Let me balance this by saying that I know and believe God loves me immensely and leads my steps and is interested in the details of my life. But I believe that God owes me absolutely nothing: not a new car, not a better job, not a healthier life, not a spiritual blessing – not my dream, my plan, my desire, or my way. He already gave me infinitely more than I deserve by extending mercy to me and not counting my sins against me; but bearing them on Himself and extending grace which justifies me and calls me His own. I am deeply loved and accepted as a child of God. And to quote the most popular Psalm we all know – The Lord IS my Shepherd, I lack no good thing. If I really believe that and my life reflects it, then it changes my perspective on everything. I realize that God is my Source and Provider, not my genie and Santa Claus. I realize that it is wrong, not sad, but wrong when I apathetically disregard the suffering of the poor at the expense of my every want being met.
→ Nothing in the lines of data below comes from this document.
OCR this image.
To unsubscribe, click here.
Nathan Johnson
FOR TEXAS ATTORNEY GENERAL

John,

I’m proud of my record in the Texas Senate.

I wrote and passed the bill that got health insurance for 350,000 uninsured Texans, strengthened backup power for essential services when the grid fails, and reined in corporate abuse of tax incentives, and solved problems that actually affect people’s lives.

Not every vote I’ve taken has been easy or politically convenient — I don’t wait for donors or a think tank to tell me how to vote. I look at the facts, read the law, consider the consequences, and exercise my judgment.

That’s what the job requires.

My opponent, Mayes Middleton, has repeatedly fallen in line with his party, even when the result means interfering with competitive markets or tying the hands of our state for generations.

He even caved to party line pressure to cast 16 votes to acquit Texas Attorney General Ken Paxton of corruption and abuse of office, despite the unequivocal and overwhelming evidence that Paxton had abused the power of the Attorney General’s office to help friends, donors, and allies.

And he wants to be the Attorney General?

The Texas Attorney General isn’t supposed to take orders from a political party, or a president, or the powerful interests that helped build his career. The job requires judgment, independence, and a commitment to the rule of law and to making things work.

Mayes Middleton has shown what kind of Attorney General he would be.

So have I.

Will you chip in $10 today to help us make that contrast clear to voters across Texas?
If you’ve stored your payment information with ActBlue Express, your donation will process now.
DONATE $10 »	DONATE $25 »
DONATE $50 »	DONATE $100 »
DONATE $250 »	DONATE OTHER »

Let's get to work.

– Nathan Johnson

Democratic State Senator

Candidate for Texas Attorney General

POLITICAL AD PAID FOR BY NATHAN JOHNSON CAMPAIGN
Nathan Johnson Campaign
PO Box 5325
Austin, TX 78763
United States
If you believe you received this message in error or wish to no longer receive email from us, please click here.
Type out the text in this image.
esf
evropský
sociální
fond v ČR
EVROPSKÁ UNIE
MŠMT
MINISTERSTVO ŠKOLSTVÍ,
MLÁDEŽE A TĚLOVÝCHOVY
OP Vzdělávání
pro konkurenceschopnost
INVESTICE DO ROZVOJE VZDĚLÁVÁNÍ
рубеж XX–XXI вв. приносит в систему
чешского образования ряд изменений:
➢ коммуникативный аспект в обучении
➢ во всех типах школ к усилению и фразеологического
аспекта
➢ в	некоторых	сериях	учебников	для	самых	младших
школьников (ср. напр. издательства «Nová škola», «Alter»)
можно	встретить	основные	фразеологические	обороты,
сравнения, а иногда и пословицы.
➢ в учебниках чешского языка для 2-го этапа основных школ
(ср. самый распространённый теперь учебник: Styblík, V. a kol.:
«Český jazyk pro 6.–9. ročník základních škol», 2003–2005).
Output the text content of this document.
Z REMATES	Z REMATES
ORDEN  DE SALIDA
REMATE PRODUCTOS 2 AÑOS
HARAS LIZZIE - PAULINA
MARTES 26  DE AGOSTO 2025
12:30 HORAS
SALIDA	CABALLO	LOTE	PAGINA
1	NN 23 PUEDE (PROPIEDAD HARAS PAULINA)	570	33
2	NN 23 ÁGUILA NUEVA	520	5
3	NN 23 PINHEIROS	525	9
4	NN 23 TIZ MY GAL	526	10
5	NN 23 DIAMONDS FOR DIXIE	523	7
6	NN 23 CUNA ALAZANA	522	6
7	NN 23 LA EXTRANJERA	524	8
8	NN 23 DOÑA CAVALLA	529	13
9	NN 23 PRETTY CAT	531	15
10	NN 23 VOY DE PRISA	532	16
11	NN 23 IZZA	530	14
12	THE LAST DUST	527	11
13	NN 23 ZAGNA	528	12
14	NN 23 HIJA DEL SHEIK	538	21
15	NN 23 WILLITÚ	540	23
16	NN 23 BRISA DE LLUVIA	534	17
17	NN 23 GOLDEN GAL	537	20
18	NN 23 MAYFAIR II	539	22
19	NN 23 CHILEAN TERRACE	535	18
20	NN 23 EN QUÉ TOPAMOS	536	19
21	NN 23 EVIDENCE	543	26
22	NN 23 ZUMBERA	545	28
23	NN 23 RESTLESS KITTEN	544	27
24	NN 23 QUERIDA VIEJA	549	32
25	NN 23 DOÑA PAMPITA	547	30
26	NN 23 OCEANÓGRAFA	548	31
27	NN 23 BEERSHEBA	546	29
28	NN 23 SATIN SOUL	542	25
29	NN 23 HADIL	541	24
I realize that it is more important for my children to walk in the truth than for them to bear the distinction of a college degree. I realize that the Gospel and its message are of utmost importance and that every other pursuit pales in comparison. I realize that my own physical healing, my own desires and blessings, and my own financial prosperity are merely wood, hay, and stubble that will one day pass away; and that the Refiner may see my “good things” as dross to be consumed in His all consuming fire. In all this, I acknowledge my own flesh that I fight and war with daily – flesh that would exalt my own interests above God and would even allow me to stand in judgment against those who don’t agree with me or what I have just shared. However, I believe that the solution to these things I have addressed does not lie in a renewed mission statement; more lights, sound, and dry ice; more manifestations and healings; more contemporary music; more Gospel tracts; or more televised broadcasts. The answer, I feel, lies solely in a true understanding of the Gospel – its message, its purpose and most importantly, its Person. I humbly plea with the Church and those who call on the name of Jesus to rediscover the Gospel, to find renewed passion in His Word, and to unashamedly proclaim the hope and freedom of His Kingdom.